Adoption2026-04-286 min read

Snap Cut 1,000 Jobs Because AI Writes 65% of Its Code — Here's What That Means for Everyone

Snapchat's parent company laid off 16 percent of its workforce, citing AI that now writes most of its code. Wall Street cheered. The reality is more complicated.

By Troy Brown

Snap just laid off 1,000 people. That is 16 percent of its entire full-time workforce. The reason CEO Evan Spiegel gave was not a revenue crisis or a failed product. It was artificial intelligence.

In a letter to staff, Spiegel said AI now generates over 65 percent of Snap's new code and handles more than one million internal queries every month. He also closed more than 300 open positions. His framing was not apologetic — he called this a "crucible moment" and described AI as enabling "a new way of working."

Wall Street loved it. Snap's stock jumped nearly 8 percent the day the cuts were announced. The company expects to save more than $500 million in annualized costs by the second half of 2026. If you are a shareholder, that math is hard to argue with.

If you are one of the 1,000 people who lost your job, the math feels different.

This is not the first time a company has cited AI as a reason for layoffs. But it might be the most explicit. Spiegel did not hide behind phrases like "restructuring" or "strategic realignment." He pointed directly at AI's ability to replace repetitive work and speed up product development.

And Snap is not alone. Nearly 80,000 tech workers lost their jobs in the first quarter of 2026 alone. Almost half of those cuts were linked to AI. Meta and Microsoft together announced 20,000 job cuts in the same month Snap made its move.

The pattern is becoming impossible to ignore. Companies are not just experimenting with AI anymore. They are using it to justify shrinking their teams — sometimes before the technology has fully proven itself.

A Harvard Business Review analysis from earlier this year found something revealing: many companies are laying off workers based on AI's potential, not its actual performance. The cuts are real. The productivity gains are still partly theoretical.

That disconnect is starting to show. About 29 percent of companies that laid off workers after adopting AI ended up rehiring them, according to staffing firm Robert Half. Some are calling it the "boomerang" trend — fire people for AI, then quietly bring them back when the AI cannot do what you thought it could.

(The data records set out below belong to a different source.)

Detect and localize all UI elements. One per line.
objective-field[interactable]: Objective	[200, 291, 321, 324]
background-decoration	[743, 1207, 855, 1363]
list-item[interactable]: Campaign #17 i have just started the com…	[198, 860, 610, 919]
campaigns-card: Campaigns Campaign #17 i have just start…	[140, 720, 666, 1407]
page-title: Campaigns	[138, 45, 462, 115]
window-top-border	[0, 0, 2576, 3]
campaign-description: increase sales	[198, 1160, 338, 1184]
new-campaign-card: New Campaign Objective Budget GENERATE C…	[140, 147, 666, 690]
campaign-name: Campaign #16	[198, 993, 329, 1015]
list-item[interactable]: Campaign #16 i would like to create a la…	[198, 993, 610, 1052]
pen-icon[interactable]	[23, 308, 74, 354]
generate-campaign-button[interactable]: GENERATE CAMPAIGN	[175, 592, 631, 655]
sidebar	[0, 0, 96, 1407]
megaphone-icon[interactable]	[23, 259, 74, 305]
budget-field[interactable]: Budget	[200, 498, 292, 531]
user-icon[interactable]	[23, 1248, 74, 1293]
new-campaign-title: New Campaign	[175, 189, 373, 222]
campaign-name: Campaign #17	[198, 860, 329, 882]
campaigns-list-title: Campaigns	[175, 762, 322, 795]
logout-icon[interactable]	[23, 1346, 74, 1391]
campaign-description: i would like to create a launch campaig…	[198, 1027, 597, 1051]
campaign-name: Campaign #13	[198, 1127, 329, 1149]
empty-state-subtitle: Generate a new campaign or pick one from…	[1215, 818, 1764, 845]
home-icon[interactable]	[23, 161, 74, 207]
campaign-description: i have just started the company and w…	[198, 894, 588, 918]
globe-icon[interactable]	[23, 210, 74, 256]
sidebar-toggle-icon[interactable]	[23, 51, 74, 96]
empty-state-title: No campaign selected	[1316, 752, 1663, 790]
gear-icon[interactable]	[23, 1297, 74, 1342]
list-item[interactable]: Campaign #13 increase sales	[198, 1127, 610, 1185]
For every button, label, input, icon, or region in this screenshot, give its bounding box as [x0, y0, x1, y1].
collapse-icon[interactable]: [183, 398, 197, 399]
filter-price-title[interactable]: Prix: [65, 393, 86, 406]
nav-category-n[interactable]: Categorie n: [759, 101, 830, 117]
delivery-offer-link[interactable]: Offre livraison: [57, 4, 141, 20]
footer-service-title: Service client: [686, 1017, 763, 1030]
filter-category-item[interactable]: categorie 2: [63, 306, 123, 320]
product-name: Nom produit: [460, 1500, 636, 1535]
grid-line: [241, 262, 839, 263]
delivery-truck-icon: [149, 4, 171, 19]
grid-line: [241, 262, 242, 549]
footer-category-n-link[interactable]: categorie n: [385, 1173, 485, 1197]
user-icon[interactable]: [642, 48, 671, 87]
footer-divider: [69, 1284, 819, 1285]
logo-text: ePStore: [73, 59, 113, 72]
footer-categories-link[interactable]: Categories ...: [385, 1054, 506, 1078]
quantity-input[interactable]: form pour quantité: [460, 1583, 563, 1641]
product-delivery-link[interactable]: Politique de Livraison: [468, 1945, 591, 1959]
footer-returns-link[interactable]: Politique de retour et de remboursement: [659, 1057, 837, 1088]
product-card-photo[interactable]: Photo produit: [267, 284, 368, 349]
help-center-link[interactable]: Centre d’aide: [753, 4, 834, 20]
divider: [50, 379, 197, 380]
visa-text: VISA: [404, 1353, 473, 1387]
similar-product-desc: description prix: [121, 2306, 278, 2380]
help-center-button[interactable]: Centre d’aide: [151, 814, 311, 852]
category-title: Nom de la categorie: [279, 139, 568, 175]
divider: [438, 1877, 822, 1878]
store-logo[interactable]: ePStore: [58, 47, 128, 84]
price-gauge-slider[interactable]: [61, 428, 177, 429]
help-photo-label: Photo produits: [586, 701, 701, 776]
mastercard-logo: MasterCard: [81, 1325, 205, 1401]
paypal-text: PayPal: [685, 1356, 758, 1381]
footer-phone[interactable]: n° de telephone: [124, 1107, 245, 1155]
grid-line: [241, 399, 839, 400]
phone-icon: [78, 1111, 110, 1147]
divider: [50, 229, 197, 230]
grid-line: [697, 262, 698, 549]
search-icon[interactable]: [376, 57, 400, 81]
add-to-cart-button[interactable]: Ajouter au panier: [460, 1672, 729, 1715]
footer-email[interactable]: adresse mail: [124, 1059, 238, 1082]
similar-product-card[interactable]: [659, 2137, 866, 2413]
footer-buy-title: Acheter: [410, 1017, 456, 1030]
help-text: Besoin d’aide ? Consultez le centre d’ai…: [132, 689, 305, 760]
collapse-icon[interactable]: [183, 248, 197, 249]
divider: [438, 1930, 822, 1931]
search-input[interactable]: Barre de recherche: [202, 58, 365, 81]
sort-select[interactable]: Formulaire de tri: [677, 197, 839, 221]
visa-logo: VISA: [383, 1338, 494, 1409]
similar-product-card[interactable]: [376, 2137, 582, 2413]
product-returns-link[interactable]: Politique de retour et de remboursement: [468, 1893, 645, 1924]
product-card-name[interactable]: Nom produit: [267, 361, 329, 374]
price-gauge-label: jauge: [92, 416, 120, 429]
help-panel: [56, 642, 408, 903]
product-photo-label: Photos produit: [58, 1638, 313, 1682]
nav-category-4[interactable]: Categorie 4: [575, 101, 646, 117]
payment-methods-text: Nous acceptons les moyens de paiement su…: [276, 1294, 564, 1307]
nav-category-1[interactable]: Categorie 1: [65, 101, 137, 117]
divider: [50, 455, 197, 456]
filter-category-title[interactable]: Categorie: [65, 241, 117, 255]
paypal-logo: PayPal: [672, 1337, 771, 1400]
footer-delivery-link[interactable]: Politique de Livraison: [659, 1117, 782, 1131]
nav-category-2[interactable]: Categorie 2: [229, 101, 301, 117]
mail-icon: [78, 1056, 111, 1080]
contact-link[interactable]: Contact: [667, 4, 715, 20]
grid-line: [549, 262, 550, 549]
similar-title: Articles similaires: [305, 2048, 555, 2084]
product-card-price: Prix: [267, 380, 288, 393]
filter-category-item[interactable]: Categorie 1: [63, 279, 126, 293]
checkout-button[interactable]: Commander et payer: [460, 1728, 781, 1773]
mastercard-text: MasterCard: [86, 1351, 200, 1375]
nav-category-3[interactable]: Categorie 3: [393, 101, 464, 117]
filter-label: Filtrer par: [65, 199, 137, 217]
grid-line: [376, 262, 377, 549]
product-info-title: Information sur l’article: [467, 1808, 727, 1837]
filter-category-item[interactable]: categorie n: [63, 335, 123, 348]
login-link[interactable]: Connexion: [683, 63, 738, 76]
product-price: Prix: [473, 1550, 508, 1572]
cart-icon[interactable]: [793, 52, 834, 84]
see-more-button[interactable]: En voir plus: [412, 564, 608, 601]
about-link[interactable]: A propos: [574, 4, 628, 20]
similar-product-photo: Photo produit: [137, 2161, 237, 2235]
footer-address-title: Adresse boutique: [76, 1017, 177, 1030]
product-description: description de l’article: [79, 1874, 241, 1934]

There is also a cost problem that does not get enough attention. Several major companies have discovered they are spending more on AI compute — the servers, the tokens, the infrastructure — than they were paying the employees AI was supposed to replace. Uber reportedly burned through its entire 2026 AI budget early.

None of this means AI is a failure. It means the transition is messier and more expensive than the press releases suggest. AI is genuinely making some workflows faster and cheaper. But the idea that you can swap a thousand employees for a few AI tools and pocket the difference is still, in many cases, wishful thinking.

For Snap specifically, the stakes are high. The company has struggled with profitability for years. Its core business — Snapchat — faces intense competition from TikTok, Instagram, and a wave of AI-powered social apps. Spiegel is betting that a leaner, AI-augmented team can move faster and build more. Whether that bet pays off is still an open question.

Activist investor Irenic Capital, which holds a 2.5 percent stake in Snap, had been pushing for exactly this kind of cut. The layoffs align neatly with Wall Street's current obsession: show us how AI is reducing headcount and increasing margins.

What should everyday workers and small business owners take from this? First, the obvious: AI is changing what companies think they need from people. Repetitive, templated, and routine work is the most vulnerable — and that includes a surprising amount of software development.

Second, the less obvious: be skeptical when a CEO points at AI as a clean solution. The companies making the biggest claims are often the ones still figuring out if the technology actually works at scale. Snap's 65 percent code generation number sounds impressive. What we do not know is how much of that code ships to production, how much needs human review, and how much gets thrown away.

The takeaway is not that AI is coming for every job tomorrow. It is that the conversation has shifted. Companies are no longer asking whether AI can replace workers. They are asking how fast. That shift matters — even if the actual answer turns out to be slower than the stock market wants.